Von Josephine Döhler

Unser Wortschatz verändert sich laufend. Viele neue Wörter sind Anglizismen, also Wörter, die aus dem Englischen ins Deutsche übernommen wurden. Dazu zählen zum großen Teil technische Begriffe, die für jede Sprache neu sind und aufgrund mangelnder Alternativen englisch bleiben.

Wenn man Anglizismen verwendet, muss man wissen, wie man sie richtig in die deutsche Sprache überträgt. Das ist manchmal gar nicht so einfach. Zunächst die Grundlagen:

Substantive werden anders als im Englischen groß geschrieben: Download
Pluralformen werden mit -s gebildet, nicht mit -ies: Babys
Endet das Wort auf -er, dann gibt es keine Pluralendung: Newsletter

Kommen wir zu zusammengesetzten Anglizismen. Hier gilt meist: Zusammenschreiben! Entweder in einem Wort oder gekoppelt durch Bindestrich.

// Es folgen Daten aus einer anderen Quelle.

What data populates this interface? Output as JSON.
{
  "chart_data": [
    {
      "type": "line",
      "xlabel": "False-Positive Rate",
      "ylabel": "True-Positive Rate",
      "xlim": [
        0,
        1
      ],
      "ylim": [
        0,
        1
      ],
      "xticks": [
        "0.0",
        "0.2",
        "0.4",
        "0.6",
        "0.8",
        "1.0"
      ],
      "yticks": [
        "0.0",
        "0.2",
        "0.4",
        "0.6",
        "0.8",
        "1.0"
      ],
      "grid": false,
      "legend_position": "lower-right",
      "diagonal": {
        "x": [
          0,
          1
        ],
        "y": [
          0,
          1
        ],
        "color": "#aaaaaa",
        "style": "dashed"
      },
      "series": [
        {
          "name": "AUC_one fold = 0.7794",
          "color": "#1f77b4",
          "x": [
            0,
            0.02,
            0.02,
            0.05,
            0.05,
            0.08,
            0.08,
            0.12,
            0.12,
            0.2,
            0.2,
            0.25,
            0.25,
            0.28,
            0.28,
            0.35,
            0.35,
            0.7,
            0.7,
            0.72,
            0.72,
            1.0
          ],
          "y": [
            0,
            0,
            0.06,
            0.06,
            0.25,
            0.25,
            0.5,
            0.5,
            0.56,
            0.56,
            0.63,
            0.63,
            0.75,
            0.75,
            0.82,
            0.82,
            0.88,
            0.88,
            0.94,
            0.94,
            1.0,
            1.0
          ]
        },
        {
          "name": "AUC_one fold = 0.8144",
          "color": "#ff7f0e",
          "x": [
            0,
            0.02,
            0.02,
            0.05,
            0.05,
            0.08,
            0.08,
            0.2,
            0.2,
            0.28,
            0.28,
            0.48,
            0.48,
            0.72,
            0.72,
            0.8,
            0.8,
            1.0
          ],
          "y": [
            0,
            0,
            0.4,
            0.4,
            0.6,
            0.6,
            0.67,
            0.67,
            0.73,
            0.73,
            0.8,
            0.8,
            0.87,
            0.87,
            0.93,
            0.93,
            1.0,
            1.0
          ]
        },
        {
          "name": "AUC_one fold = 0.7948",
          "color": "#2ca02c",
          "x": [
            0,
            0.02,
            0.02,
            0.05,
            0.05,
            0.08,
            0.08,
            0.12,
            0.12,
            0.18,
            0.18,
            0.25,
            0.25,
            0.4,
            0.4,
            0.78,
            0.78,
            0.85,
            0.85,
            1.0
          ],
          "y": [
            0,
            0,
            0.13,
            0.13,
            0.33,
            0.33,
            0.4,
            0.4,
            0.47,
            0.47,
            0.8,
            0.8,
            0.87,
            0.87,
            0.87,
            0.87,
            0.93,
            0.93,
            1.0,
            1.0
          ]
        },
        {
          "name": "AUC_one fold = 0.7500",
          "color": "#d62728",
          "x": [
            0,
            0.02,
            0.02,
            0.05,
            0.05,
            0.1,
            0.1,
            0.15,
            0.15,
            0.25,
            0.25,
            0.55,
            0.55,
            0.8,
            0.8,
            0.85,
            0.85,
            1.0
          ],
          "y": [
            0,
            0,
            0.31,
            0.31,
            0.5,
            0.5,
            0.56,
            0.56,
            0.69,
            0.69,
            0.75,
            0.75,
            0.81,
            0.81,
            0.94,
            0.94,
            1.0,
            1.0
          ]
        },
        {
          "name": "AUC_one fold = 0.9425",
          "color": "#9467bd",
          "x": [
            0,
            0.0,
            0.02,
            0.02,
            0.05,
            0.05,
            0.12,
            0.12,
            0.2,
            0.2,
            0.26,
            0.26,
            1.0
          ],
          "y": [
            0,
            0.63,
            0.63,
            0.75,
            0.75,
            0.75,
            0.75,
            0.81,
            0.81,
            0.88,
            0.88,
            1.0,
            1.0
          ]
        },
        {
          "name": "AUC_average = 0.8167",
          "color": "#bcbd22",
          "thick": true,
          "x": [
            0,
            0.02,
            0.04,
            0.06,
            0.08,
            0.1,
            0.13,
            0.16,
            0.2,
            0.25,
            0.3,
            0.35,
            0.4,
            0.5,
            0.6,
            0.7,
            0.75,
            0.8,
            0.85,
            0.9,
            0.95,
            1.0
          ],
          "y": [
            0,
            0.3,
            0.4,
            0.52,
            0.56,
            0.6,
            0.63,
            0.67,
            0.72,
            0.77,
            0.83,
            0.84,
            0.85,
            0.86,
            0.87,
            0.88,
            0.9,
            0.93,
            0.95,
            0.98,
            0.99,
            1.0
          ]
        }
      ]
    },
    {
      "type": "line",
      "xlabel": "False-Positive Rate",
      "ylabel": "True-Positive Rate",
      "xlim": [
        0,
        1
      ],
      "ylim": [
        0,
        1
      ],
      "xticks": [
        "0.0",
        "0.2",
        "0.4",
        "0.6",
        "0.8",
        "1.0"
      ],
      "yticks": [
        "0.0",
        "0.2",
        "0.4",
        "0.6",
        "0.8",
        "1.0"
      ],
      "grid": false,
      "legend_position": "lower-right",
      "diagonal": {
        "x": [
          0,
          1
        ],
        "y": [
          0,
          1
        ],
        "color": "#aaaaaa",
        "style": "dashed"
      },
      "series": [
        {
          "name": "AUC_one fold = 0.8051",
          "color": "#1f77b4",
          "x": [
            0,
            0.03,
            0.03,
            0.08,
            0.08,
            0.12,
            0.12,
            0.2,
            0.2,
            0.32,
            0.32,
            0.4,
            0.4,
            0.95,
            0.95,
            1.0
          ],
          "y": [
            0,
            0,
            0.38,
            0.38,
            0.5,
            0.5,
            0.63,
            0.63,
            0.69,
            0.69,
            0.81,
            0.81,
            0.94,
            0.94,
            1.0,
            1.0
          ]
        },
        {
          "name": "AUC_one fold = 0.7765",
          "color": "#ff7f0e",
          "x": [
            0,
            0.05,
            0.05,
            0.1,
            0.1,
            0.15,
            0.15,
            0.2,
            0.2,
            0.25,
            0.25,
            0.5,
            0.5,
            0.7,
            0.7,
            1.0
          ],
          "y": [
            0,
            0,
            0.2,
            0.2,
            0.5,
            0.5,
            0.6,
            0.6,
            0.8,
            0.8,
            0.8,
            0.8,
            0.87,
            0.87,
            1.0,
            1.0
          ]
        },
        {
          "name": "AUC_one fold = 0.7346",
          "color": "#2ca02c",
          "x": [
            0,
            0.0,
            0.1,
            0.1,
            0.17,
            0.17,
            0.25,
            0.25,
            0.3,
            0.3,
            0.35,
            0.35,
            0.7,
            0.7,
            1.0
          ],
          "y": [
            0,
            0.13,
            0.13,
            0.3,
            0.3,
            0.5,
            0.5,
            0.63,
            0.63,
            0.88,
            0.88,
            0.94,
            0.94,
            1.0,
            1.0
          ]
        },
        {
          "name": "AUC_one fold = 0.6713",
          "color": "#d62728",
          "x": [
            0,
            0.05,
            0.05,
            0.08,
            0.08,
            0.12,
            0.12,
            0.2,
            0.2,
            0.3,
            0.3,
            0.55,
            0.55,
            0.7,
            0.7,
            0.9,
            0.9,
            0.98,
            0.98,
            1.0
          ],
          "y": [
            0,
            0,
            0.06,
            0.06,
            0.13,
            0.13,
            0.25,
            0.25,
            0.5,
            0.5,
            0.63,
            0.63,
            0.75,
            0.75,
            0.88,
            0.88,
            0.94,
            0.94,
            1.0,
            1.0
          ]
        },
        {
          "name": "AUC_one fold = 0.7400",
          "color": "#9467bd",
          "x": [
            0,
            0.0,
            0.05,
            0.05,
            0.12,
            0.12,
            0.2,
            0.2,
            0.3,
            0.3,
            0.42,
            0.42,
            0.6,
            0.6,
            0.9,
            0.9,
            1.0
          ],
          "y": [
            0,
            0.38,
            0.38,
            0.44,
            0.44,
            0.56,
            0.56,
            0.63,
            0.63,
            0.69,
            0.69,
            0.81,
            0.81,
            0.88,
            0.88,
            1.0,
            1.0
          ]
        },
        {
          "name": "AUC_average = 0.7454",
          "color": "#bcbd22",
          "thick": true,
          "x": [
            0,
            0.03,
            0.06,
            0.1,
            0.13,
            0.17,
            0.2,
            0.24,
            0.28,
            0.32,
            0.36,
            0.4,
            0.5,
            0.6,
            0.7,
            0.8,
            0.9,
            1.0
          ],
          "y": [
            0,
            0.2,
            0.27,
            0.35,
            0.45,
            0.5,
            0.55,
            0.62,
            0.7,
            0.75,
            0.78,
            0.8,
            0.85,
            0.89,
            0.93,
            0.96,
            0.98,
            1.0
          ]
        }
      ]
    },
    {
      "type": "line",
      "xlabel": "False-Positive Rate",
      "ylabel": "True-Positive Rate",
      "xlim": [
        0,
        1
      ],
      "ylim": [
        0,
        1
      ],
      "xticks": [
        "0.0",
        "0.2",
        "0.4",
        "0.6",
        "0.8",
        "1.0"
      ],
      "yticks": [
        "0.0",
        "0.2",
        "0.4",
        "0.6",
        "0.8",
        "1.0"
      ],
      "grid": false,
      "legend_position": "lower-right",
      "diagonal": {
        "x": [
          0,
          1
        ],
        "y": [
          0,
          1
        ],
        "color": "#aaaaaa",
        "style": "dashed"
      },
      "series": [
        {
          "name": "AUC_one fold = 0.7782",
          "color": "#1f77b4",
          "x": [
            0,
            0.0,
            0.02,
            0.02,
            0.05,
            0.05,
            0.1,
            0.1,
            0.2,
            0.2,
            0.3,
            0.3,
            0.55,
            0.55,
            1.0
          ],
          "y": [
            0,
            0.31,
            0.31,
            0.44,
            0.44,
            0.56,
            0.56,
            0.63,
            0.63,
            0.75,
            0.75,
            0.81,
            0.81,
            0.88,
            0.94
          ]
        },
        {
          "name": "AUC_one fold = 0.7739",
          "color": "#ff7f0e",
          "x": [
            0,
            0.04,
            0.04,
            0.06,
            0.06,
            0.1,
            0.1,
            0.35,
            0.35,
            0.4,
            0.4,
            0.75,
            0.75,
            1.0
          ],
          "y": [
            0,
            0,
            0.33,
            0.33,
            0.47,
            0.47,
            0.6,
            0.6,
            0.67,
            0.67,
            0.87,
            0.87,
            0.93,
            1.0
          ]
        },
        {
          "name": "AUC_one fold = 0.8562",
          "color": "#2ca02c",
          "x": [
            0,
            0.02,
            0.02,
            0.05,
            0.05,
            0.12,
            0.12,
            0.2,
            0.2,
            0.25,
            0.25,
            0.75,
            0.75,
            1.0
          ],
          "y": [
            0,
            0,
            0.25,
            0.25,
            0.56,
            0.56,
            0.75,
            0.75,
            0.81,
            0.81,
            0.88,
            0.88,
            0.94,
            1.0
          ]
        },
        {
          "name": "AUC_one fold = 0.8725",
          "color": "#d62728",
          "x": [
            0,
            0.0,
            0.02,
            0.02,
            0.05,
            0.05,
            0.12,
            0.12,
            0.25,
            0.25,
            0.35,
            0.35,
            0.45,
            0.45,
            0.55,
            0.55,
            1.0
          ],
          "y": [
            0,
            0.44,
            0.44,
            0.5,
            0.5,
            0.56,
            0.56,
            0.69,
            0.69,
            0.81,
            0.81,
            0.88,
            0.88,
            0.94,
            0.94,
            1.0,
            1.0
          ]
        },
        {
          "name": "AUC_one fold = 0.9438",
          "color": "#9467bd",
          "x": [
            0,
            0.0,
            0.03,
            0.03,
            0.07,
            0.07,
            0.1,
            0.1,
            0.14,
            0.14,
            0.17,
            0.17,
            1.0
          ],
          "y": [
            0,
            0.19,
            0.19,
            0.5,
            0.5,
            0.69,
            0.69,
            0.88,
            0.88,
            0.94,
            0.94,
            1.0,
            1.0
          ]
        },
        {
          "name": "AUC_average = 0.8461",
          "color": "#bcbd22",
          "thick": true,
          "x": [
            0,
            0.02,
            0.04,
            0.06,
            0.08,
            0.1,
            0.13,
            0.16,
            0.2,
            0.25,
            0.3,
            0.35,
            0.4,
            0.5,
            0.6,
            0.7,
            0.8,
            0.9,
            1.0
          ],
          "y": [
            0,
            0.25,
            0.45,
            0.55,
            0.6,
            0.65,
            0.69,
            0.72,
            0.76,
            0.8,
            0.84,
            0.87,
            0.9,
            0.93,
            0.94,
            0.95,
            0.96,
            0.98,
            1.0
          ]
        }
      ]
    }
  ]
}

bei zwei Substantiven: Fulltimejob (Fulltime-Job)
bei Adjektiv und Substantiv: Hotspot (Hot Spot)
bei Adjektiv und Partizip: hardwareabhängig (Hardware-abhängig)
bei Prädikat und Partikel: Knowhow oder Know-how

Letzter Punkt: die Schreibweise von Eigennamen und Fachbegriffen.

Eigennamen, wie etwa Tower Bridge, werden nicht verändert! Das gilt aber wirklich nur für Eigennamen, damit sind nicht Fachwörter wie Collapse-Zone oder dergleichen gemeint. Will man diese unbedingt in der ursprünglichen Schreibweise belassen, verwendet man Anführungszeichen wie hier: „collapse-zone“.